Le giuste corde

Creato il 14 novembre 2013 da Francosenia

L'anno è il 1970, di maggio, il luogo è Los Angeles, il Bitter End West, per la precisione. E' ancora solamente il tardo pomeriggio e Michey Newbury, in cartellone per la serata, sta discutendo con David Steinberg. E' di pochi giorni la notizia che quattro ragazzi sono stati uccisi dalla guardia nazionale che ha aperto il fuoco sugli studenti radunatisi per protestare contro l'invasione della Cambogia. La voce di Neil Young si era già alzata, a dare voce a tutti quei ragazzi dell'altra America.

La discussione si fa animata quando si comincia a parlare di canzoni, di musica. Il country, di cui Newbury è uno dei rappresentanti, sembra lontano da quelle rivendicazioni, più vicino ai Nixon che ai neri che protestano nelle scuole del sud contro la segregazione razziale. Per esempio, il vecchio inno sudista, Dixie, suonato dalle bande scolastiche in apertura e in chiusura delle gare sportive, ora viene contestato apertamente - argomenta Steinberg. Ma Newbury non è affatto d'accordo, non c'è niente che possa rendere una canzone come quella patrimonio dei segregazionisti - ribatte. Poi, si sofferma a ricordare come fosse stato proprio Lincoln a far suonare quella canzone sui gradini della Casa Bianca proprio il giorno della fine della guerra civile. Quella non è affatto una canzone razzista, incalza, anzi - sai che ti dico - stasera la voglio proprio suonare!
Quindi, va ad avvertire il proprietario del locale, Paul Colby. Ci potrebbero essere contestazioni, forse è meglio lasciar perdere - cerca di convincerlo, Colby. Ma Newbury è irremovibile: "e tu, chiama le squadre antisommossa!"
Tra il pubblico, per la serata ci sono Joan Baez, Odetta, Cass Elliot dei Mama's and Papa's. Arrivò, ad un certo punto, anche Barbara Streisand che, rivolta a Kris Kristofferson, cercava di convincerlo ad andare da qualche altra parte, ma Kris insistette perché rimanessero. Non aveva torto.
Newbury attacca con la chitarra il tema di Dixie, rallentato e arpeggiato quasi fino a renderlo irriconoscibile. Poi, la voce sommessa comincia, struggente e quasi ossessiva ...

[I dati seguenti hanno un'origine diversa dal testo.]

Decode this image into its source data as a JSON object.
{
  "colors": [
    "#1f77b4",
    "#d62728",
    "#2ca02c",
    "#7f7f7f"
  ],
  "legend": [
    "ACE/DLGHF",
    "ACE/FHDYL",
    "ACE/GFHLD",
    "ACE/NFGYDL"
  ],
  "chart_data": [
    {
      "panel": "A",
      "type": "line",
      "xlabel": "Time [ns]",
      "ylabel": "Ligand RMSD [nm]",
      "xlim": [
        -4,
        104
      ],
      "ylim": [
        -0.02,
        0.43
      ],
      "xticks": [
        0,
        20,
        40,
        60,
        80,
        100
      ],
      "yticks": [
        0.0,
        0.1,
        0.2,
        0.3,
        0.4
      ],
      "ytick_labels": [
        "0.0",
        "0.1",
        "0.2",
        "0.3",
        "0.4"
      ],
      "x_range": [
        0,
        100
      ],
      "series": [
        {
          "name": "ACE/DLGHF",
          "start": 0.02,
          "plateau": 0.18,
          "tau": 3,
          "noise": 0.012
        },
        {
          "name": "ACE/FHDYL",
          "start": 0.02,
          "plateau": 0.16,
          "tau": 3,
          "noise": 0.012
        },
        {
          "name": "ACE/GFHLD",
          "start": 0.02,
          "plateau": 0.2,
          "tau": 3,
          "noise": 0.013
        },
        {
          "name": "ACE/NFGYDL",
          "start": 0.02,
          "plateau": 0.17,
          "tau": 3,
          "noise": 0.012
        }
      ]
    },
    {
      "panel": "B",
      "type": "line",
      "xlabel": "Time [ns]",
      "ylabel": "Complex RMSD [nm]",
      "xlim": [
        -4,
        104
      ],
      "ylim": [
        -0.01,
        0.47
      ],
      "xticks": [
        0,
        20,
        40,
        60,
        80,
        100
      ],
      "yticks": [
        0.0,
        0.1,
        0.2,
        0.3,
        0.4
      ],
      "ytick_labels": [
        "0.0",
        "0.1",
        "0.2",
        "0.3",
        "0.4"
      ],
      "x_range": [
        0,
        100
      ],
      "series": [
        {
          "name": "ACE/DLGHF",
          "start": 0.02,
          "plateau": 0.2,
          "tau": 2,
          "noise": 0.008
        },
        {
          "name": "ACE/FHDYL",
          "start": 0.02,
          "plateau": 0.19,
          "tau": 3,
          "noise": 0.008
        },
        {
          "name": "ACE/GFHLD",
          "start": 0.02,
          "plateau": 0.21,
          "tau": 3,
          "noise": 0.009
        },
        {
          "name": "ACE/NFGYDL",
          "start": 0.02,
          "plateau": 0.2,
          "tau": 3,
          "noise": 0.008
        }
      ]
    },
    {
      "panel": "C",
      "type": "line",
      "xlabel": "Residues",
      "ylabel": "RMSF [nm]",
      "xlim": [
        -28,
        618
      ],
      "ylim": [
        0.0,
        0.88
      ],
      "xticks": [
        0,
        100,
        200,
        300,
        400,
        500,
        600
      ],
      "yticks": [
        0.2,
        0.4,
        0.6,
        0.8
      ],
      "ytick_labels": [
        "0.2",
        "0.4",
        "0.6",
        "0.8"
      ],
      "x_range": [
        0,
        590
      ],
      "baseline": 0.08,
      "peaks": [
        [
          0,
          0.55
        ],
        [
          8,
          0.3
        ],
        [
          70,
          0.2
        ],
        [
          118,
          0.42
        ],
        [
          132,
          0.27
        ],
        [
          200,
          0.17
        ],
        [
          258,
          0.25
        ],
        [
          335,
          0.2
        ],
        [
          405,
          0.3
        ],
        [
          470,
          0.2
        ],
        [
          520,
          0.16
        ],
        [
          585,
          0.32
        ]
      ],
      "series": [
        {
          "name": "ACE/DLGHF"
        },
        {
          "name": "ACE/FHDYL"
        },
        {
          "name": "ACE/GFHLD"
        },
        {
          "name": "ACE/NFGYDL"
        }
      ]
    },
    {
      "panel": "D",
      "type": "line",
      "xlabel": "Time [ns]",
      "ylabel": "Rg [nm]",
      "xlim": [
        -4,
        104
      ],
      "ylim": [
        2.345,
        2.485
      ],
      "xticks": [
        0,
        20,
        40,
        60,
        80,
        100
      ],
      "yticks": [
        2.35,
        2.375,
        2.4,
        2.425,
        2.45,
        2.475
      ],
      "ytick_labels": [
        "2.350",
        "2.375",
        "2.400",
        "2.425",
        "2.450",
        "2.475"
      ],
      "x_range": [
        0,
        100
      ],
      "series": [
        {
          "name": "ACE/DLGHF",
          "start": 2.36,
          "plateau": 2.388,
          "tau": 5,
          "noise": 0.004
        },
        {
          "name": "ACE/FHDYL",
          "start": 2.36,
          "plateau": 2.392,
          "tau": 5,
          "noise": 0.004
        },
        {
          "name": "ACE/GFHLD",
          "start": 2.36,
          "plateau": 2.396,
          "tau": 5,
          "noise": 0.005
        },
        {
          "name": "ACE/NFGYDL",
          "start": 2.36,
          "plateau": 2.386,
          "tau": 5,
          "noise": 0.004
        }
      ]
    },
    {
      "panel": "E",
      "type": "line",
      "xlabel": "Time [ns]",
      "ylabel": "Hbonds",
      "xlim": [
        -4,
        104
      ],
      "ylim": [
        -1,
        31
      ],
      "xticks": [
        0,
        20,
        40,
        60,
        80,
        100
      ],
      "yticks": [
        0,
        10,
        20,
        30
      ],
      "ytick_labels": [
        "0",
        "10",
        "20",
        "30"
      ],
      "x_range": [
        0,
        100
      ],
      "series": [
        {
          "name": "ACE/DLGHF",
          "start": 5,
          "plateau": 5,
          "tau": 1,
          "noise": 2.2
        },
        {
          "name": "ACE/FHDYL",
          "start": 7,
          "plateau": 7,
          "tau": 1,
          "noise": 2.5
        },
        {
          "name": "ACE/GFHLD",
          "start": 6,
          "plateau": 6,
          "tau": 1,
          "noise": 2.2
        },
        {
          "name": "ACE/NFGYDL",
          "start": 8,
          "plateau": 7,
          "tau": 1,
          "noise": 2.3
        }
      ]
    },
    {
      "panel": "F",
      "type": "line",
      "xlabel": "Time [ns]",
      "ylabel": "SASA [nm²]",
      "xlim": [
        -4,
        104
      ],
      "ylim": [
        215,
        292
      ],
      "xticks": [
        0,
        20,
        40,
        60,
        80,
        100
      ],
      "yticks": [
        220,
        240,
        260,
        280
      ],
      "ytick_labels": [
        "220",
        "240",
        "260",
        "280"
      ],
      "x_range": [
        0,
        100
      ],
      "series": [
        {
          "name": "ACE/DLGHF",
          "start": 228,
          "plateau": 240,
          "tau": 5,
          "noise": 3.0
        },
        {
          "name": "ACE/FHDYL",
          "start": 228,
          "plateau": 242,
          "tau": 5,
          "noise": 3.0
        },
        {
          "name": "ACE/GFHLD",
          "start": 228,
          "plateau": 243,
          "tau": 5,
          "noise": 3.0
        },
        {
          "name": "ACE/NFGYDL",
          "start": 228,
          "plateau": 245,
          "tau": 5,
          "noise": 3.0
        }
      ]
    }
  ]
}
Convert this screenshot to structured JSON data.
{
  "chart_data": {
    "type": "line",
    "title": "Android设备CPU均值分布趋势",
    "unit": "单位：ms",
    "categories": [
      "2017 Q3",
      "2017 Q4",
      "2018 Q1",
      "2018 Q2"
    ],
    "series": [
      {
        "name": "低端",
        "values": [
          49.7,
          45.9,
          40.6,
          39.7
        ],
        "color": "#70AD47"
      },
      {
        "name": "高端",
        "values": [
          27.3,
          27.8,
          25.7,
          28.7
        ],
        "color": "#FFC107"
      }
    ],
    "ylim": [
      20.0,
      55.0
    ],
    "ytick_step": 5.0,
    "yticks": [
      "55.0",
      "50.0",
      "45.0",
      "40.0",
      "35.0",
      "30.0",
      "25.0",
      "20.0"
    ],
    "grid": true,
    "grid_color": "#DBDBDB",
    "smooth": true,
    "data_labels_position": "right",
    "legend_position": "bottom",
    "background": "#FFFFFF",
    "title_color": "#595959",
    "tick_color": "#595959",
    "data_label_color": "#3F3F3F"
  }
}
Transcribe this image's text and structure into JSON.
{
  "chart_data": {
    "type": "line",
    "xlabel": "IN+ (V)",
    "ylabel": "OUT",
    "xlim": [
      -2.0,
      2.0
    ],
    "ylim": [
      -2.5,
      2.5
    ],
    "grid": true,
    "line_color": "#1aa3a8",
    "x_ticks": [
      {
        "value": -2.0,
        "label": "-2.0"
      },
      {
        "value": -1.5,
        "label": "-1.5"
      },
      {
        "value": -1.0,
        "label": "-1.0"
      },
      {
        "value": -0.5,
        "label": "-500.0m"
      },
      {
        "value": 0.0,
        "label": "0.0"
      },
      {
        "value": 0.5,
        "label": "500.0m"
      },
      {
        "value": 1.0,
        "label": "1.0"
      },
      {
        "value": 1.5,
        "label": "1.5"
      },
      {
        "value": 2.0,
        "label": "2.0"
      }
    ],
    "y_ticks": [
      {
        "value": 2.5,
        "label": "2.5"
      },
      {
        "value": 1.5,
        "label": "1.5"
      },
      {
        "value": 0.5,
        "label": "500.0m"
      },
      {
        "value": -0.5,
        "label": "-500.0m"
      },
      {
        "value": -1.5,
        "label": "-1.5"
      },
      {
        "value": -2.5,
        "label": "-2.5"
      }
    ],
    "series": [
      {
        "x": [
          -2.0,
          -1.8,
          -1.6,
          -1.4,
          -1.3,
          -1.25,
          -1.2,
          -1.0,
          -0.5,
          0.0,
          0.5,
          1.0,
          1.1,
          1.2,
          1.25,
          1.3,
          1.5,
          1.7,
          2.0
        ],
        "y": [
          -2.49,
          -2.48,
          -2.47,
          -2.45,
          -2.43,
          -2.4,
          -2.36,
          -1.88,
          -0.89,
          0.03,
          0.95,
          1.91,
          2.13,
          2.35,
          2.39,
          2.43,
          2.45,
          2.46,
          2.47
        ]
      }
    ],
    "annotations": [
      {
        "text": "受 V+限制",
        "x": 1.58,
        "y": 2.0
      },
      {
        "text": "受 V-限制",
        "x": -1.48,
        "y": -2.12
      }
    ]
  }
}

Oh I wish I was in the land of cotton
Old things they are not forgotten
Look away, look away, look away Dixieland
Oh I wish I was in Dixie, away, away
In Dixieland I take my stand to live and die in Dixie
Cause Dixieland, that's where I was born
Early Lord one frosty morning
Look away, look away, look away Dixieland

Non si sente più alcun altro suono per tutta la sala. Odetta, la famosa folk-singer nera, rimane seduta in prima fila con le lacrime agli occhi. Mickey Newbury alza la testa e la vede. E' un tutt'uno, guardarla e proseguire con la canzone di quelli che stavano, stavolta, dalla parte giusta ...

Glory, glory hallelujah
Glory, glory hallelujah
Glory, glory hallelujah
His truth is marching on

Solo, appena un lampo. Poi, dopo, conclude la sua trilogia americana con i versi e le note di una ninna nanna, All my Trials, la ninna nanna degli schiavi giamaicani, la canzone che era stata adottata dal movimento dei diritti civili, cantata da Pete Seeger e da Joan Baez. "Taci bambina non piangere ..."

So hush little baby
Don't you cry
You know your daddy's bound to die
But all my trials, Lord will soon be over

Alla fine, sono tutti in piedi ed applaudono. Ha avuto ragione, Mickey Newbury, ed ha toccato le corde giuste. Lo ha fatto, come sapeva fare Woody Guthrie, prima di lui, e come saprà fare Bruce Springsteen, dopo di lui.